Last week, the Encyclopedia of Life (EOL) released the first public version of their system. Although they had a huge amount of traffic, most critical reaction was neutral and/or negative. Notably, Rod Page posted a review which was categorized under the heading “suck”. And the comments from Slashdot were largely negative as well.

In general, it seems that no one out there understands what a difficult task the EOL is taking on. Yes, they have a lot of money and a lot of press/hype. Fine. Hold them to high standards. But, don’t hold them to an unrealistic timeline.
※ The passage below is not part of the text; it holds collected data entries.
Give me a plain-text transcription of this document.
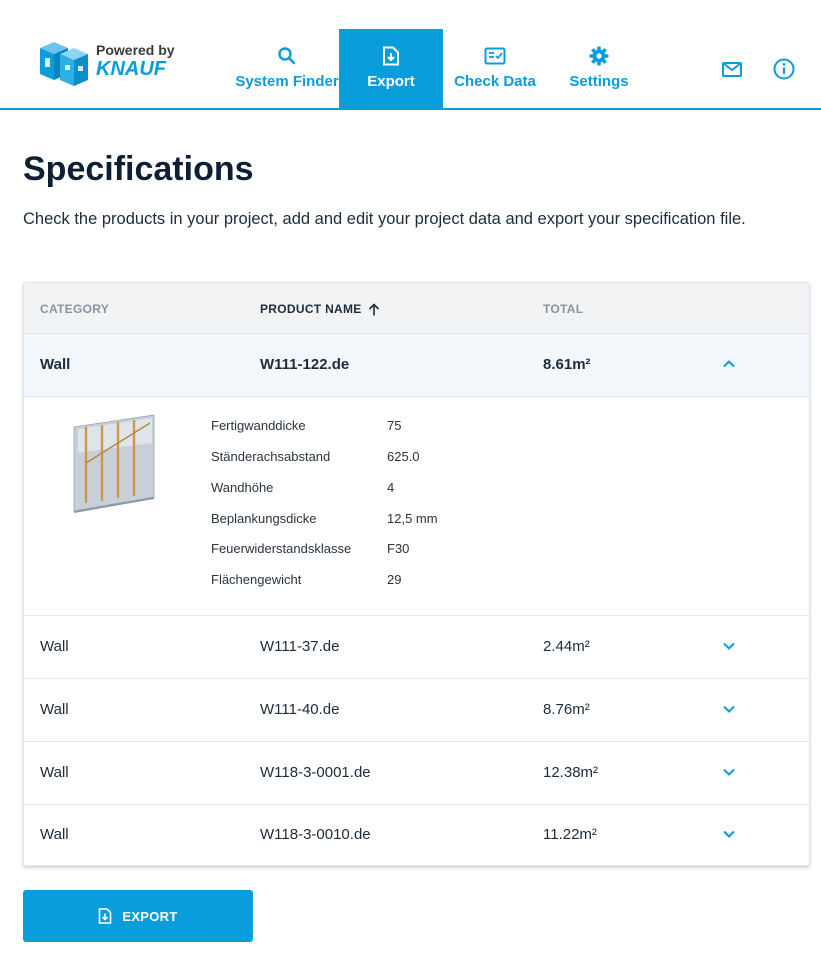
Powered by
KNAUF
System Finder Export	Check Data Settings
Specifications

Check the products in your project, add and edit your project data and export your specification file.

CATEGORY	PRODUCT NAME	TOTAL
Wall	W111-122.de	8.61m²
Fertigwanddicke	75
Ständerachsabstand	625.0
Wandhöhe	4
Beplankungsdicke	12,5 mm
Feuerwiderstandsklasse	F30
Flächengewicht	29
Wall	W111-37.de	2.44m²
Wall	W111-40.de	8.76m²
Wall	W118-3-0001.de	12.38m²
Wall	W118-3-0010.de	11.22m²
EXPORT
I’ve been involved in various digital library projects over the last 6 years, and I have never seen a serious project like this come together in less than two years. It takes time to find the right people for the job, time for those people to agree on the proper technical architecture, time to agree on policies, time to actually implement the system, time for testing, etc. This isn’t something that can be sped up by adding an extra $10 million or by using a “silver bullet” technology (*cough* Rails *cough*). If you want a high-quality system that will scale to large amounts of data and large amounts of use, while ensuring the longevity of the data, it’s gonna take two years. Or more.

You might argue that these technologies have been around for a while, and should be simple to put together into a new system. Unfortunately, as each new digital repository is built, there is a standard set of questions to be answered. A small sample of these questions:

  • How do I obtain content?
  • How do I massage content to fit my internal format?
  • What form of identifiers should I use?
  • How much metadata should I capture?
  • Can I get metadata automatically?
  • Can I build a system that encourages users to augment/correct the metadata?
  • Should I build the system from scratch, or build off an existing repository framework that doesn’t quite fit my needs?
  • What kinds of search/discovery make sense for this content, and what is the best way to implement them?
  • Am I violating any copyright or licensing restrictions by redistributing the content?
  • How can I present the content in a user-friendly way, while still accurately reflecting any copyright or licensing restrictions?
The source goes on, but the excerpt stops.